Evolving model risk management in the age of generative AI and public large language models
03 December 2025
Evolving Model Risk Management (MRM) in the Age of GenAI and Public LLMs
Re-imagining governance for a new era of intelligent automation
Generative AI (GenAI) and large language models (LLMs) are redefining the boundaries of model use within financial institutions. From credit analysis to documentation and customer engagement, these tools are enhancing speed and efficiency across banking functions.
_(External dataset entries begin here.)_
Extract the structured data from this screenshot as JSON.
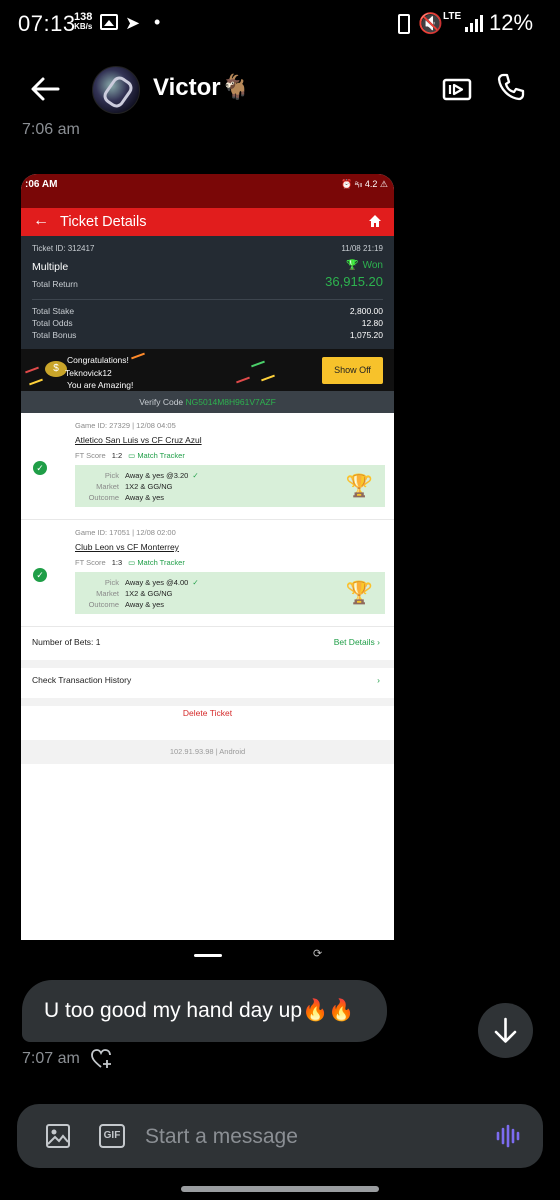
{
  "status_bar": {
    "time": "07:13",
    "speed_value": "138",
    "speed_unit": "KB/s",
    "network": "LTE",
    "battery": "12%"
  },
  "header": {
    "contact_name": "Victor🐐"
  },
  "messages": {
    "top_time": "7:06 am",
    "bubble_text": "U too good my hand day up🔥🔥",
    "bubble_time": "7:07 am"
  },
  "screenshot": {
    "status_time": ":06 AM",
    "status_right": "⏰ ᵃᵢₗₗ 4.2 ⚠",
    "title": "Ticket Details",
    "ticket": {
      "ticket_id": "Ticket ID: 312417",
      "date": "11/08 21:19",
      "type": "Multiple",
      "status": "Won",
      "total_return_label": "Total Return",
      "total_return": "36,915.20",
      "total_stake_label": "Total Stake",
      "total_stake": "2,800.00",
      "total_odds_label": "Total Odds",
      "total_odds": "12.80",
      "total_bonus_label": "Total Bonus",
      "total_bonus": "1,075.20"
    },
    "promo": {
      "line1": "Congratulations!",
      "line2": "Teknovick12",
      "line3": "You are Amazing!",
      "button": "Show Off"
    },
    "verify_label": "Verify Code",
    "verify_code": "NG5014M8H961V7AZF",
    "games": [
      {
        "game_id": "Game ID: 27329 | 12/08 04:05",
        "match": "Atletico San Luis vs CF Cruz Azul",
        "ft_label": "FT Score",
        "ft_score": "1:2",
        "tracker": "Match Tracker",
        "pick": "Away & yes @3.20",
        "market": "1X2 & GG/NG",
        "outcome": "Away & yes"
      },
      {
        "game_id": "Game ID: 17051 | 12/08 02:00",
        "match": "Club Leon vs CF Monterrey",
        "ft_label": "FT Score",
        "ft_score": "1:3",
        "tracker": "Match Tracker",
        "pick": "Away & yes @4.00",
        "market": "1X2 & GG/NG",
        "outcome": "Away & yes"
      }
    ],
    "labels": {
      "pick": "Pick",
      "market": "Market",
      "outcome": "Outcome"
    },
    "number_of_bets": "Number of Bets: 1",
    "bet_details": "Bet Details",
    "check_history": "Check Transaction History",
    "delete_ticket": "Delete Ticket",
    "version": "102.91.93.98 | Android"
  },
  "composer": {
    "placeholder": "Start a message",
    "gif_label": "GIF"
  },
  "colors": {
    "accent_red": "#e11d1d",
    "won_green": "#2db34f",
    "bubble_bg": "#2f3336",
    "voice_purple": "#7c6cf0"
  }
}
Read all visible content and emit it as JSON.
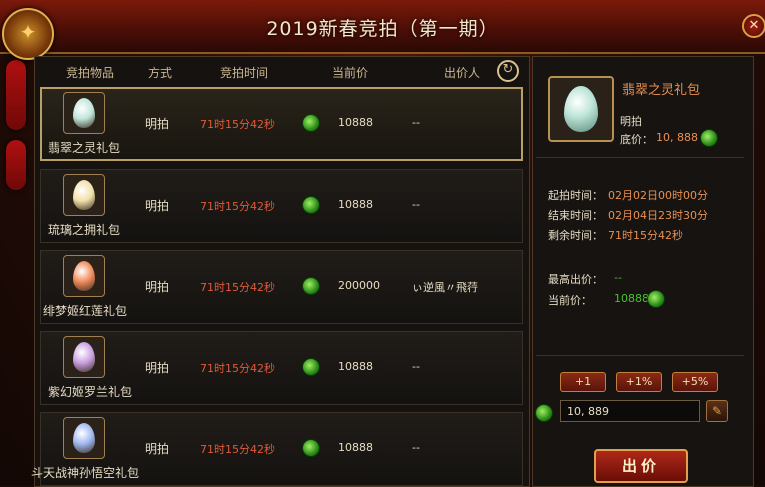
{
  "window": {
    "title": "2019新春竞拍（第一期）"
  },
  "columns": {
    "item": "竞拍物品",
    "mode": "方式",
    "time": "竞拍时间",
    "price": "当前价",
    "bidder": "出价人"
  },
  "rows": [
    {
      "name": "翡翠之灵礼包",
      "mode": "明拍",
      "time": "71时15分42秒",
      "price": "10888",
      "bidder": "--",
      "egg_color": "#bfe6d8"
    },
    {
      "name": "琉璃之拥礼包",
      "mode": "明拍",
      "time": "71时15分42秒",
      "price": "10888",
      "bidder": "--",
      "egg_color": "#f0e0a8"
    },
    {
      "name": "绯梦姬红莲礼包",
      "mode": "明拍",
      "time": "71时15分42秒",
      "price": "200000",
      "bidder": "ぃ逆風〃飛荇",
      "egg_color": "#f08a5a"
    },
    {
      "name": "紫幻姬罗兰礼包",
      "mode": "明拍",
      "time": "71时15分42秒",
      "price": "10888",
      "bidder": "--",
      "egg_color": "#c8a0e0"
    },
    {
      "name": "斗天战神孙悟空礼包",
      "mode": "明拍",
      "time": "71时15分42秒",
      "price": "10888",
      "bidder": "--",
      "egg_color": "#a0b8f0"
    }
  ],
  "detail": {
    "name": "翡翠之灵礼包",
    "mode": "明拍",
    "base_label": "底价：",
    "base_value": "10, 888",
    "start_label": "起拍时间：",
    "start_value": "02月02日00时00分",
    "end_label": "结束时间：",
    "end_value": "02月04日23时30分",
    "remain_label": "剩余时间：",
    "remain_value": "71时15分42秒",
    "highest_label": "最高出价：",
    "highest_value": "--",
    "current_label": "当前价：",
    "current_value": "10888"
  },
  "increments": [
    "+1",
    "+1%",
    "+5%"
  ],
  "bid_input": {
    "value": "10, 889"
  },
  "bid_button": "出价",
  "colors": {
    "accent": "#e89050",
    "time": "#e05a3a",
    "green": "#4ac030"
  }
}
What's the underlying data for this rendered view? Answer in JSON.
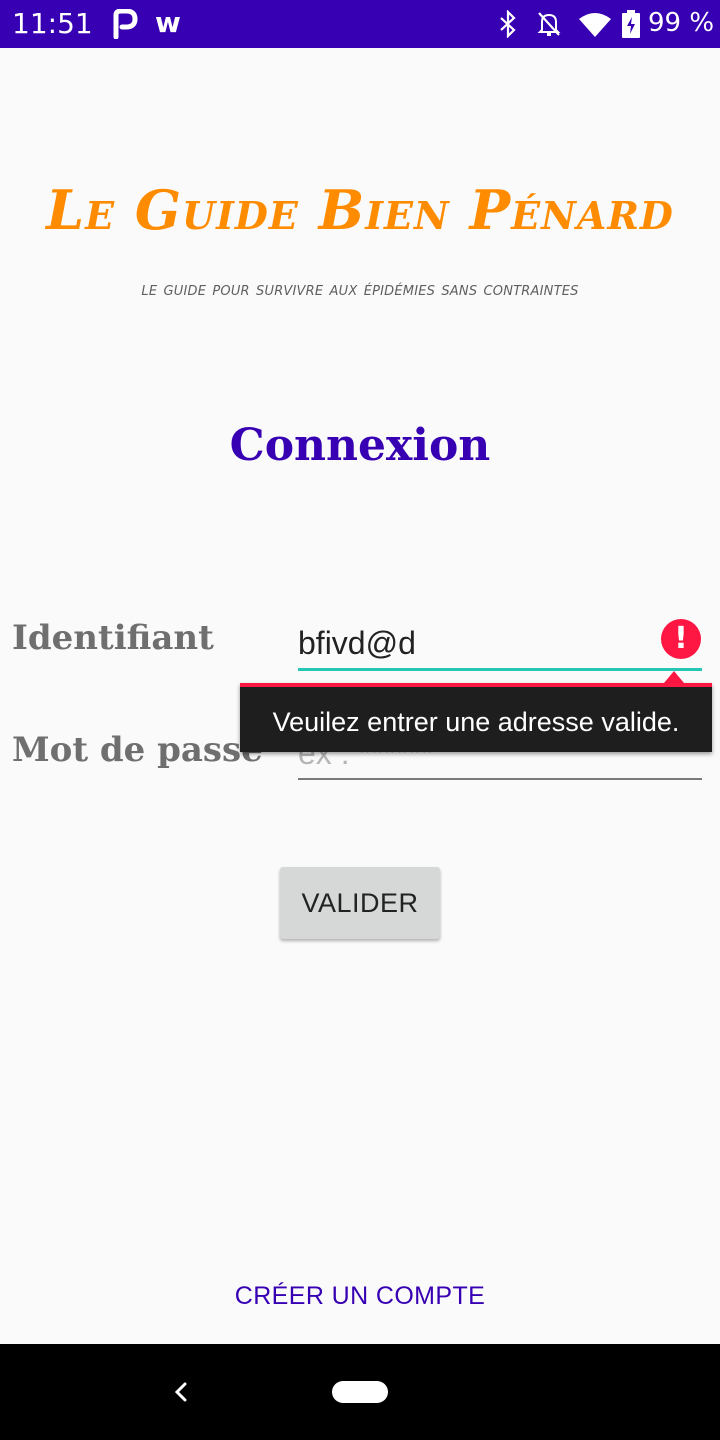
{
  "status_bar": {
    "time": "11:51",
    "app_icon_p": "P",
    "app_icon_w": "w",
    "battery_percent": "99 %",
    "icons": [
      "bluetooth-icon",
      "notifications-off-icon",
      "wifi-icon",
      "battery-icon"
    ]
  },
  "header": {
    "title": "Le Guide Bien Pénard",
    "subtitle": "le guide pour survivre aux épidémies sans contraintes",
    "page_title": "Connexion"
  },
  "form": {
    "identifier_label": "Identifiant",
    "identifier_value": "bfivd@d",
    "password_label": "Mot de passe",
    "password_placeholder": "ex : ******",
    "error_message": "Veuilez entrer une adresse valide.",
    "error_icon": "!",
    "submit_label": "VALIDER"
  },
  "footer": {
    "create_account": "CRÉER UN COMPTE"
  },
  "colors": {
    "status_bar": "#3700b3",
    "title": "#ff8c00",
    "accent": "#3700b3",
    "error": "#ff1744",
    "field_focus": "#26c6b6"
  }
}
Yet, their complexity, opacity, and reliance on external data introduce new dimensions of model risk that traditional governance frameworks were never designed to manage.
This paper explores how banks worldwide can evolve their Model Risk Management (MRM) frameworks to address the distinctive challenges posed by GenAI. It outlines practical considerations around explainability, data privacy, and continuous oversight, and proposes a structured approach that balances innovation with accountability.
As GenAI redefines how models behave, model risk must evolve from static validation to dynamic assurance.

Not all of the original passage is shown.